Levolor is an American manufacturer of custom window blinds and shades, as well as stock blinds and shades.

History 
The company was founded in 1914 in Hoboken, New Jersey by Hans K. Lorentzen, (June 23, 1887 – January 17, 1974) a Danish immigrant who originally started out as a tool and die maker. Considered the Henry Ford of the window blinds industry, Lorentzen introduced the concepts of standardization, vertical integration, metal manufacturing and assembly lines. In 1993, Levolor was acquired by Newell (known today as Newell Brands). In July 2016, Levolor was sold to Hunter Douglas, a Dutch custom window blind manufacturer, for US$260 million.

Locations 
Levolor is headquartered in the Atlanta, Georgia metropolitan area, and has operations in the United States, Canada, Mexico, and China.

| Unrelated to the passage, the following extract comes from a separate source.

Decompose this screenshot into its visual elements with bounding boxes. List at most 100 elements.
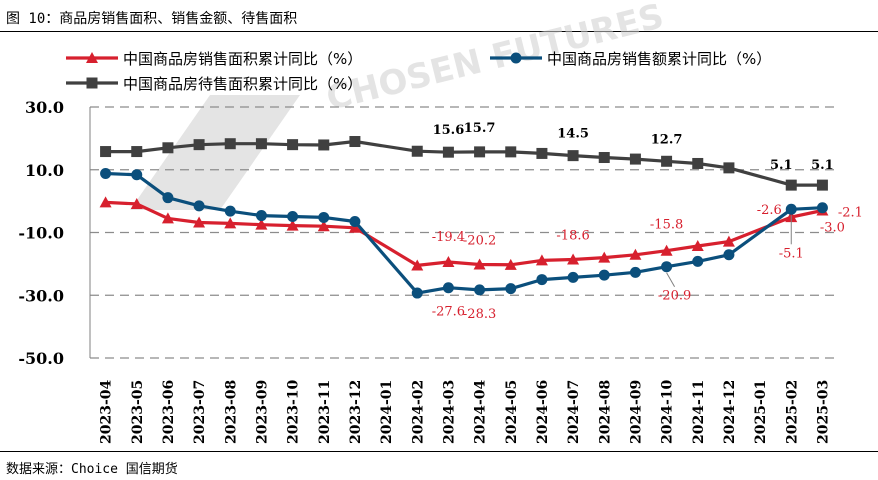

As of 2016, the company had approximately 2600 employees.
Levolor products are sold through a number of major retailers including Home Depot, Lowe's, JC Penney's, and RONA, as well as independent dealers and stores.

In Popular Culture 
The rock band Veruca Salt wrote a song titled 'Number One Blind' singing the company name in the chorus. The song is about window blinds keeping the sun away, making it difficult to know what time of day it is.